Des «facteurs de résilience»
«Ces situations produisent chez eux un niveau de détresse psychologique susceptible de s’exprimer au travers d’un large éventail de symptômes comme l’anxiété, la dépression, les troubles obsessionnels-compulsifs, les troubles de l’alimentation et du sommeil, un mauvais rendement scolaire, des comportements paranoïaques, des phobies, peur de sortir à l’extérieur, de rencontrer d’autres personnes, de toucher aux objets, et même, chez les plus âgés, adoption de comportements à risque et toxicomanie», explique-t-elle. Le récent conflit, ajoute-t-elle, a encore augmenté les angoisses des enfants, et grossi les listes d’attentes dans les centres de services psychologiques. «Je me suis donc demandée quels étaient les facteurs qui peuvent servir de tampon entre l’exposition aux évènements et leur résultat psychologique».
« Une approche totalement nouvelle »
Le Prof. Slone et son équipe ont donc décidé d’élaborer un programme d’intervention éducative et psychologique en milieu scolaire, pour encourager et renforcer ces quatre facteurs. «Le but était d’atteindre le plus grand nombre d’enfants possible dans leur environnement scolaire naturel, pour leur fournir, au-delà de simples contenus éducatifs, également une réponse à leurs besoins psychologiques, et de renforcer la résilience et la résistance des enfants vivant sur la ligne de feu», dit-elle. Initialement mis en place une semaine après l’opération Plomb durci en décembre 2008-janvier 2009, il avait alors reçu le nom générique de «Programme Sderot», et a été adopté et généreusement soutenu par Woolf Marmot et son épouse regrettée Hélène ainsi que par d’autres membres de l’Association française des amis de l’Université de Tel-Aviv, dont Marc Haddad.

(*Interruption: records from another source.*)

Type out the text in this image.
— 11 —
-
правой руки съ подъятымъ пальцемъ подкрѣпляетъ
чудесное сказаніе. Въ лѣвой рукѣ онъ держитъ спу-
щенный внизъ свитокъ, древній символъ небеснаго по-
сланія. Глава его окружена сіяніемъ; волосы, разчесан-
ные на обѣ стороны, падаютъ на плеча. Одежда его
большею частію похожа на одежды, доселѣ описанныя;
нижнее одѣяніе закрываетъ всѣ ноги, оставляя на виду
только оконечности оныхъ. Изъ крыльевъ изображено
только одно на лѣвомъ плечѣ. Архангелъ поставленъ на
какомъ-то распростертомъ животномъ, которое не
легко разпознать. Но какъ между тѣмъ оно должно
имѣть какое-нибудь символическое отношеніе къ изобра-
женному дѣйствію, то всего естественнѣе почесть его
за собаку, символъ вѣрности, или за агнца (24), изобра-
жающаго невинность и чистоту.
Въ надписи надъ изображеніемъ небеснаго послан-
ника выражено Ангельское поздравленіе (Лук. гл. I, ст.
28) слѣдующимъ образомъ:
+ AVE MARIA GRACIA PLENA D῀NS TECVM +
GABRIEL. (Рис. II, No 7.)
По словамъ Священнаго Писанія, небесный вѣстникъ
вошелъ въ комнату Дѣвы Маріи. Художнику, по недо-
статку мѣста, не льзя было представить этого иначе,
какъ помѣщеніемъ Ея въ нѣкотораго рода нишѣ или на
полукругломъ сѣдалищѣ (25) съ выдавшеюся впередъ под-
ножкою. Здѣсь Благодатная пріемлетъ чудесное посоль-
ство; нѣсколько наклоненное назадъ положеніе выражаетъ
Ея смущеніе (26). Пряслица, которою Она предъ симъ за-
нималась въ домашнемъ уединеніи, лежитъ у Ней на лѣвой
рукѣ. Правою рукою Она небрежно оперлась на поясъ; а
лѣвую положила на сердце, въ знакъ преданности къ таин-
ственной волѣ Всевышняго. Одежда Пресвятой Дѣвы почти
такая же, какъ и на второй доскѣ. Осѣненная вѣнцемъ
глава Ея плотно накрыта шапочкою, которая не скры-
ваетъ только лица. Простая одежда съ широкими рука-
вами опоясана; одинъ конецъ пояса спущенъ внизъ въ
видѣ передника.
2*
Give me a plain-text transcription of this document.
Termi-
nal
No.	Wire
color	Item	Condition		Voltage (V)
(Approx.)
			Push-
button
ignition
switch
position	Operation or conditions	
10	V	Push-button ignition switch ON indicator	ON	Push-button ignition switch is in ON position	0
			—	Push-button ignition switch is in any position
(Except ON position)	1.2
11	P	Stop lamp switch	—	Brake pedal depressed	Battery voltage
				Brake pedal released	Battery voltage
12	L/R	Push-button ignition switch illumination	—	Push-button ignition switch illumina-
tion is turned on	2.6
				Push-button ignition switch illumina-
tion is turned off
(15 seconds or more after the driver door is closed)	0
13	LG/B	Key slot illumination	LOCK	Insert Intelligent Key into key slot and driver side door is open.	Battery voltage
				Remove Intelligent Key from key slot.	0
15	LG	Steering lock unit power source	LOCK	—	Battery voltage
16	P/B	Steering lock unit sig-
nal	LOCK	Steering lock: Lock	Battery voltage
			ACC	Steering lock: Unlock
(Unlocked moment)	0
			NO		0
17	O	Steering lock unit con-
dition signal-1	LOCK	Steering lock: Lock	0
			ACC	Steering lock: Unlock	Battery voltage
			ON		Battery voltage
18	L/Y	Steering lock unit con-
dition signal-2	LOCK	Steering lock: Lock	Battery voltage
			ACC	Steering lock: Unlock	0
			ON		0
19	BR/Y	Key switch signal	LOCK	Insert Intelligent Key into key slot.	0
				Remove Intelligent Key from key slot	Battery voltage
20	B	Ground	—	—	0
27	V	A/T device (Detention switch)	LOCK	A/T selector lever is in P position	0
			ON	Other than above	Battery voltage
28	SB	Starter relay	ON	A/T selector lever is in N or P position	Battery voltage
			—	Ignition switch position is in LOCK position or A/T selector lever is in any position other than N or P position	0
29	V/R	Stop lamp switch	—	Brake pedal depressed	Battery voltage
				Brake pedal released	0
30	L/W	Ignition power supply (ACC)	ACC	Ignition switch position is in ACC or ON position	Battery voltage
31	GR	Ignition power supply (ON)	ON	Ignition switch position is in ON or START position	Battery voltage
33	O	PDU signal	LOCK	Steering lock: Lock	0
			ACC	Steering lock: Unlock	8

Le programme est constitué de quatre modules de huit leçons, chacun centrés sur un facteur de résilience particulier, et se déroule sur trois à quatre mois. Par exemple, dans le cadre du module portant sur l’auto-mobilisation d’une aide extérieure, on a demandé aux enfants d’inscrire sur des fiches qu’ils ont posées sur le sol toutes les personnes ou les ressources de la communauté dont ils pouvaient obtenir de l’aide, et le type d’aide recherché (écoute, conseil, communication etc.). De cette façon, la classe était en mesure de produire un plan d’«aide sociale» et de discuter de la meilleure façon d’utiliser les ressources à sa disposition. L’exercice a contribué à accroître l’utilisation par les enfants des systèmes de soutien sociaux ainsi que leur sentiment de sécurité.
Aujourd’hui dans 60 écoles du pays
Un autre module consistait à créer une «carte d’alerte rouge» montrant les points les plus proches d’accès aux abris dans l’environnement des enfants. Dans une activité à part de construction de l’auto-efficacité, on a demandé aux enfants de préparer un sac à dos spécial avec les biens et les ressources qu’ils aimeraient avoir avec eux en période de danger.
Une étude d’évaluation menée sous la direction du Prof. Slone avant et après l’application du programme a permis de constater qu’il avait entraîné une nette amélioration des capacités et stratégies d’adaptation psychologique chez les enfants. «Les résultats ont été extrèmement clairs», dit-elle. «Non seulement l’intervention a pu améliorer les facteurs de résilience chez ces enfants, mais de plus tous les marqueurs de détresse psychologiques, comme l’anxiété, la dépression, les troubles obsessionnels compulsifs (TOC), les comportements suicidaires, la tendance à l’isolement etc, ont nettement diminué, en particuler pendant les périodes les plus traumatiques, comme les opérations militaires, ou les périodes de bombardements intensifs, alors que chez les enfants n’ayant pas suivi le programme, tous ces phénomènes ont augmenté. C’est dire l’importance de l’implication d’un tel programme dans un pays comme le nôtre».
Un outil de dépistage des enfants en détresse
Selon le Prof. Slone, le programme a bénéficié d’un écho très important auprès de la communauté scientifique internationale, et les études sur son efficacité, notammant après l’Opération Bordure protectirce, ont été publiées dans des revues prestigieuses. «Malheureusement», ajoute-t-elle, «nous avons également constaté que les enfants des secteurs socio-économiques les plus faibles de la population, par exemple du secteur arabe ou éthiopien, tiraient moins bénéfice du programme que les autres. Cela signifient que les enfants qui ont le plus besoin du programme en profitent le moins». La chercheuse envisage donc des solutions spécifiques pour ces enfants, sous la forme de programmes de formation parentale.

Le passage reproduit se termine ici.